【讲座题目】 Semantic Association Mining
【讲座嘉宾】 Prof .Ping Chen, University of Massachusetts Boston
【讲座时间】7月21日(星期一)下午15:00-16:30
【讲座地点】 米兰网页版,米兰(中国),米兰(中国)315教室
【摘要】 Discovery of risk factors affecting human health is very important. To medical researchers, these risk factors will provide valuable
reasoning and modeling mechanism that are fundamentally important to medical and health research. In practice, health-related associations (risk factors) can provide basis for clinical decision making, health policy, and public guidance that directly impact
health of individuals, families, communities, and populations. As the capability to capture and store medical data grows rapidly,
the need for effective and efficient computation tools that facilitate such discoveries is high and increasing. This project aims to build an
efficient medical association discovery system to extract significant, valid, non-redundant, and previously unknown associations
of attributes (risk factors) from medical datasets. The goal and main innovations of this project are:
· Integrating our knowledge-based approach with objective association mining method to generate only non-trivial, non-
redundant, valid, and previously unknown associations.
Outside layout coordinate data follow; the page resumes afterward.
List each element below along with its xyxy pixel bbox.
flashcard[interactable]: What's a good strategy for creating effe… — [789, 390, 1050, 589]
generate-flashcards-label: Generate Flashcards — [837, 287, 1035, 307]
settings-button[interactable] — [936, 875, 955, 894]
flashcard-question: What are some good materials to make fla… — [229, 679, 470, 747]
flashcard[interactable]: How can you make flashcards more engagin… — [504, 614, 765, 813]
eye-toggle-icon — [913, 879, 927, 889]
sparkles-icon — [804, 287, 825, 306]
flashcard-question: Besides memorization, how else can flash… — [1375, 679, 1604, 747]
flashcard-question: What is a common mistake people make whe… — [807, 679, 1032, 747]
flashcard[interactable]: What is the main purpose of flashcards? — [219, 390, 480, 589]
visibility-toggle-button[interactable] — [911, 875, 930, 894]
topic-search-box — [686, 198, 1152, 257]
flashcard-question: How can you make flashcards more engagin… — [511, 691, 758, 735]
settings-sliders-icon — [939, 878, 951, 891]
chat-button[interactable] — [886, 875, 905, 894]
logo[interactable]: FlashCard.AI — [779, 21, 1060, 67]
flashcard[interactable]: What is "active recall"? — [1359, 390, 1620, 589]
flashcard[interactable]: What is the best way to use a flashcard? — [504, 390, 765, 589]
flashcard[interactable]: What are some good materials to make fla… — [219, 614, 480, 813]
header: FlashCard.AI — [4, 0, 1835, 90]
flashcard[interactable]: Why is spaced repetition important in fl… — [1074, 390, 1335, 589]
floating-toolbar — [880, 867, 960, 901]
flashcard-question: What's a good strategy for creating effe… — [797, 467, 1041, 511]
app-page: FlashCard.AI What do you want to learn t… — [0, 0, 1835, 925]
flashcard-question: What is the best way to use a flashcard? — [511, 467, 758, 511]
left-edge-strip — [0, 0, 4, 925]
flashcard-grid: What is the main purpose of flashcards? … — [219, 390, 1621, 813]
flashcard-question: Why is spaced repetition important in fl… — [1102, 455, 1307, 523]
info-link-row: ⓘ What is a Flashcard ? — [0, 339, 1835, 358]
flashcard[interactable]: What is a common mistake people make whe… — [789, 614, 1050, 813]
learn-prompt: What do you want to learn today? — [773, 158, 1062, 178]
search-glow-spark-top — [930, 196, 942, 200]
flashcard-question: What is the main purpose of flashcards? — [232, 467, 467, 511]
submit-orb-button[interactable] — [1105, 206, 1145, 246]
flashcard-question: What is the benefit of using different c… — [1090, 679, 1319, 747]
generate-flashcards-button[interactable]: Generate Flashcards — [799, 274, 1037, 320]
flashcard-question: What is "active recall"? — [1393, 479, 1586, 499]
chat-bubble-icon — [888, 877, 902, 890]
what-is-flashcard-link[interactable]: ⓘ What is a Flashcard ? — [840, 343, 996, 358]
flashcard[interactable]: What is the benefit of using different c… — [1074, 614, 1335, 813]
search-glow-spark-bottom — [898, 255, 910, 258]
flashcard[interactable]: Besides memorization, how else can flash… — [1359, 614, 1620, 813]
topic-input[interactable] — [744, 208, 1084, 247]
These associations will serve as hypotheses and be further validated by biostatistic
methods, which fundamentally changes current subjective formation of hypotheses to objective formation and discover radically different
new knowledge;
· Building a research-grade medical association discovery system with a full suite of efficient and effective components: User Knowledge Acquisition
Component, Semantic Network Building Component, Non-redundant Association Generation Component, Association Categorization
Component, and Statistical Validation Component.